Jale Özgentürk

Umudumuz Avrupa!

24 Eylül 2021 Cuma

Orman yangınları, seller, fırtınalar... Sadece maddi değil can kayıplarına neden olan bu doğa felaketleri artık hayatımızın merkezinde. Böylece iklim krizi inkâr edilemeyecek bir gerçek olarak Türkiye’nin de gündemine girdi. 

Yıllardır söyleniyor... Türkiye iklim krizinden en çok etkilenecek bölgelerden biri olan Akdeniz Bölgesi’nde. Araştırmalara göre iklim değişikliği bu hızla giderse Türkiye’nin hava durumu değişecek. Güneyde hava sıcaklıkları yükselecek, Karadeniz’de yağışlar artacak, İç Anadolu ise kuraklık yaşayacak. 

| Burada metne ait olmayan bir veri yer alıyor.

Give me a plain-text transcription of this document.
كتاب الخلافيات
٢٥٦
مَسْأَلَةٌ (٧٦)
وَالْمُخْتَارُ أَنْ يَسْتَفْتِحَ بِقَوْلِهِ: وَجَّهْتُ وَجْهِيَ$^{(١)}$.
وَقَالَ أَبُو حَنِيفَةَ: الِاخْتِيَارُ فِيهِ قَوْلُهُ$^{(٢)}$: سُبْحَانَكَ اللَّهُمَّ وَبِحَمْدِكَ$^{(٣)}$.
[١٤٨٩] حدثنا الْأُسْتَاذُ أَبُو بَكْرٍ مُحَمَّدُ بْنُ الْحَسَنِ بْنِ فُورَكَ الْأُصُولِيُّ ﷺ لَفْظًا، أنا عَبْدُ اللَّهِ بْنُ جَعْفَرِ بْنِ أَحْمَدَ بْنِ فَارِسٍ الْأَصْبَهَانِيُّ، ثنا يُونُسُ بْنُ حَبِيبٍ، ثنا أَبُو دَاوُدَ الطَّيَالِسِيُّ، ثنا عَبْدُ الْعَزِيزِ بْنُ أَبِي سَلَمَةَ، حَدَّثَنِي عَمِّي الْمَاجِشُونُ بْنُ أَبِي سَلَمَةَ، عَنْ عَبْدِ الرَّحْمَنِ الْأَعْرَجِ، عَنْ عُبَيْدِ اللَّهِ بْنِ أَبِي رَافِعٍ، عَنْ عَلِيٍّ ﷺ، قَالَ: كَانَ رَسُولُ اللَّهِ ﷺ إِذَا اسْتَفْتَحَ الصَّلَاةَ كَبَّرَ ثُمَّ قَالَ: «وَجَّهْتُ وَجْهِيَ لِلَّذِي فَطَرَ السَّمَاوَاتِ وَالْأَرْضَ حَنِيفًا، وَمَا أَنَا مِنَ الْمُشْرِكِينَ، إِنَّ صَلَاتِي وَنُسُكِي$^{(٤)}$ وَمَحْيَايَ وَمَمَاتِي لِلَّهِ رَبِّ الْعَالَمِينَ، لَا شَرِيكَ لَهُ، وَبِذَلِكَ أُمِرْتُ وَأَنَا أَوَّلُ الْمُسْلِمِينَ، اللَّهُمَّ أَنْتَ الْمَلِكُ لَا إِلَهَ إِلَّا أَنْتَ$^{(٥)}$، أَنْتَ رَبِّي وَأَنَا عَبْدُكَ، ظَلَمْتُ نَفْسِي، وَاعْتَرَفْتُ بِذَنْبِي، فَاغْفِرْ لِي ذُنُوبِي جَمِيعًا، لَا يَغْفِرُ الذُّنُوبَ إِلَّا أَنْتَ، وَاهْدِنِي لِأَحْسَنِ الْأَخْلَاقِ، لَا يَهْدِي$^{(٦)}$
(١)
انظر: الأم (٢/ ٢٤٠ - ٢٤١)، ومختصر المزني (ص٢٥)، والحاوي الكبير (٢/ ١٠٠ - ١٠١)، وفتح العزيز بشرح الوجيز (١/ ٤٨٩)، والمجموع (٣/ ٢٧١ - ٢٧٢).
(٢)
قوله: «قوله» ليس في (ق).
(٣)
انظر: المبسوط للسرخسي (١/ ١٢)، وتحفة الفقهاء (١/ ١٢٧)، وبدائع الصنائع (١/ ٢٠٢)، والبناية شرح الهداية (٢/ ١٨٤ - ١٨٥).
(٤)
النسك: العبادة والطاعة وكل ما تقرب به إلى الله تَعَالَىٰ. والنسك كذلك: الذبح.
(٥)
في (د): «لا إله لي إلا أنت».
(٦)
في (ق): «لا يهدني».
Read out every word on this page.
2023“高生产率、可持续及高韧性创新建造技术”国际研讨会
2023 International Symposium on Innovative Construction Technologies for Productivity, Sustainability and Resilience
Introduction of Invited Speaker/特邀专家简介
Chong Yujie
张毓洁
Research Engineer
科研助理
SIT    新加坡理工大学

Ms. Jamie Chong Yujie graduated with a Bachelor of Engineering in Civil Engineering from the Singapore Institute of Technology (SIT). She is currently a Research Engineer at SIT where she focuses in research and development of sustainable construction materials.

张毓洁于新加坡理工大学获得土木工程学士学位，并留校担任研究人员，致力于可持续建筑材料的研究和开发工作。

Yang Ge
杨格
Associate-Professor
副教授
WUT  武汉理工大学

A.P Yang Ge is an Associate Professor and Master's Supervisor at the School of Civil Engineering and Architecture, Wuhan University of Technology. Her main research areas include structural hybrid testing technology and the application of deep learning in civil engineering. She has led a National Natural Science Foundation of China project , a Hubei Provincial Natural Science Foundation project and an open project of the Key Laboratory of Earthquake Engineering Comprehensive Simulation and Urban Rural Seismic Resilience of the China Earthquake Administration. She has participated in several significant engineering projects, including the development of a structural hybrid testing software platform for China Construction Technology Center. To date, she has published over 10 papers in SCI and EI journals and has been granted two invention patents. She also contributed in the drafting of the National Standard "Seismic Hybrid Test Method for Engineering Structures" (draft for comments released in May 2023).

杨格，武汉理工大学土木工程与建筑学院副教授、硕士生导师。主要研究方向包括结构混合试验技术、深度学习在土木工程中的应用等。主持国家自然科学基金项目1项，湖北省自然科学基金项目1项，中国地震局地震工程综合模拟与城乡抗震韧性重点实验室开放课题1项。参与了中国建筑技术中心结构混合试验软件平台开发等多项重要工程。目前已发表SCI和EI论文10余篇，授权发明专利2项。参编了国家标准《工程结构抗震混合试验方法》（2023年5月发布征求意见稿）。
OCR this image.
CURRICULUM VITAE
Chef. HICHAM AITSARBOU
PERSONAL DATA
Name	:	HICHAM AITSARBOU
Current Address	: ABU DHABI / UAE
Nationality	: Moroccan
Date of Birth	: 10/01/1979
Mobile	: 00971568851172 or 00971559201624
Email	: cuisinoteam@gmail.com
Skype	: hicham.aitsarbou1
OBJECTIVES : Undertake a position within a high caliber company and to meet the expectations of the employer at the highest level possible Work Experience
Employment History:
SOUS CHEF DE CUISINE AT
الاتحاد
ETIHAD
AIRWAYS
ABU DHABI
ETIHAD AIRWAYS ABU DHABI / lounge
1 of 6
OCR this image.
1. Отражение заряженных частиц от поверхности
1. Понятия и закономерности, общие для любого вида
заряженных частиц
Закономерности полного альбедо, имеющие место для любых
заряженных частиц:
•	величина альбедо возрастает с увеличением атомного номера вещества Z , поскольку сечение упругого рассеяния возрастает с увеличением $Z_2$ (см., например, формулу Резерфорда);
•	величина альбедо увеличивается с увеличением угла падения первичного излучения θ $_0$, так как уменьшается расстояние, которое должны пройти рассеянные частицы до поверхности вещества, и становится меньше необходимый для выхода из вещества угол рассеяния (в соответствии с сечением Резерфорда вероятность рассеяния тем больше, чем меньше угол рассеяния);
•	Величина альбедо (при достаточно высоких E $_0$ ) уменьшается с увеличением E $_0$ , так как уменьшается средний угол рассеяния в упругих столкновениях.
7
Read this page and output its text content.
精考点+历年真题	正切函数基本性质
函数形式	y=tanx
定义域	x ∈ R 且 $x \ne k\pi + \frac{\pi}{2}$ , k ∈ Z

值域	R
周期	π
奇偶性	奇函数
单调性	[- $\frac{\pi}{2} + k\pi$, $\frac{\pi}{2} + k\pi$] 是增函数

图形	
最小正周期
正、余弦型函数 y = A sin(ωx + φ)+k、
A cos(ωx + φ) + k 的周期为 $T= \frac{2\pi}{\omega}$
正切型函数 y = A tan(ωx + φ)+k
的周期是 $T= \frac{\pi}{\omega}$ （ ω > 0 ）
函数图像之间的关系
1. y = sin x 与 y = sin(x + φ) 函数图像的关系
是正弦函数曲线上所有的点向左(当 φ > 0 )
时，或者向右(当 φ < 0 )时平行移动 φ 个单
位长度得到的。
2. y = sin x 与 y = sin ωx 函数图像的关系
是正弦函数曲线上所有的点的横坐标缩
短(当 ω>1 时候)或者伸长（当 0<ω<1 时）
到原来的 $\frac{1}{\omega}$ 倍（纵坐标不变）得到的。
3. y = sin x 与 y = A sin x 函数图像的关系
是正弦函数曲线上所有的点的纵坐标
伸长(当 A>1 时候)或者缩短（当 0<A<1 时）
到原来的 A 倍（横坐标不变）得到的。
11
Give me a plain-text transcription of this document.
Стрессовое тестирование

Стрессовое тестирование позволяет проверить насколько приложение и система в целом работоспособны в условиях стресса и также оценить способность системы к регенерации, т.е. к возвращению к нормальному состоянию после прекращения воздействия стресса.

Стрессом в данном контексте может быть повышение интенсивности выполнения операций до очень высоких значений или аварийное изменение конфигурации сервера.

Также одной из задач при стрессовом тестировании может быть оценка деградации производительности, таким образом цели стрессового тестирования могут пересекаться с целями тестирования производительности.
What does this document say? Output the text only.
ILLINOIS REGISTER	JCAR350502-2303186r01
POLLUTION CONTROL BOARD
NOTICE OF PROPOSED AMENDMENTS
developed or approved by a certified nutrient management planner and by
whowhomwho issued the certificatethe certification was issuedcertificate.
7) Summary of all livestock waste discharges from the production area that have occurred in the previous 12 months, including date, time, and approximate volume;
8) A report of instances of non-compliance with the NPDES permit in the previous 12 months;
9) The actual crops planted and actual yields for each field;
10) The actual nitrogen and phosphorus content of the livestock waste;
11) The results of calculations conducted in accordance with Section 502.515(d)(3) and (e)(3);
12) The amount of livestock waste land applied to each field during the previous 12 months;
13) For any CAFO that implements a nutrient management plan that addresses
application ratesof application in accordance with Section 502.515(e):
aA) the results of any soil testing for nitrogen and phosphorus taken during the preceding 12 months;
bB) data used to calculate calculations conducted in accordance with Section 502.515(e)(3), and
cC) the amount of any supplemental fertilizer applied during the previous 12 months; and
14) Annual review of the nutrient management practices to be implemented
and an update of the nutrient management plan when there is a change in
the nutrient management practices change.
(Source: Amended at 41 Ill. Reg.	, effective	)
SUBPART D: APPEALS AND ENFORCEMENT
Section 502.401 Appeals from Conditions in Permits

Dünya iklim krizinden çıkmanın yollarını 2015’te imzalanan Paris Anlaşması’yla belirlemişti. 191 ülke dünyanın bu felaketleri yaşamaması için küresel iklim hareketi başlatmıştı. Açıklamalara göre Sanayi Devrimi öncesine kıyasla dünyanın ortalama yüzey sıcaklığındaki artış 1.2 derece. Paris Anlaşması’nın asıl hedefi de sıcaklık artışını 1.5 derecenin altında tutmak. Bunun için fazla bir zaman da kalmadı. 10 yılda emisyonların yaklaşık yarı yarıya azalması gerekiyor. 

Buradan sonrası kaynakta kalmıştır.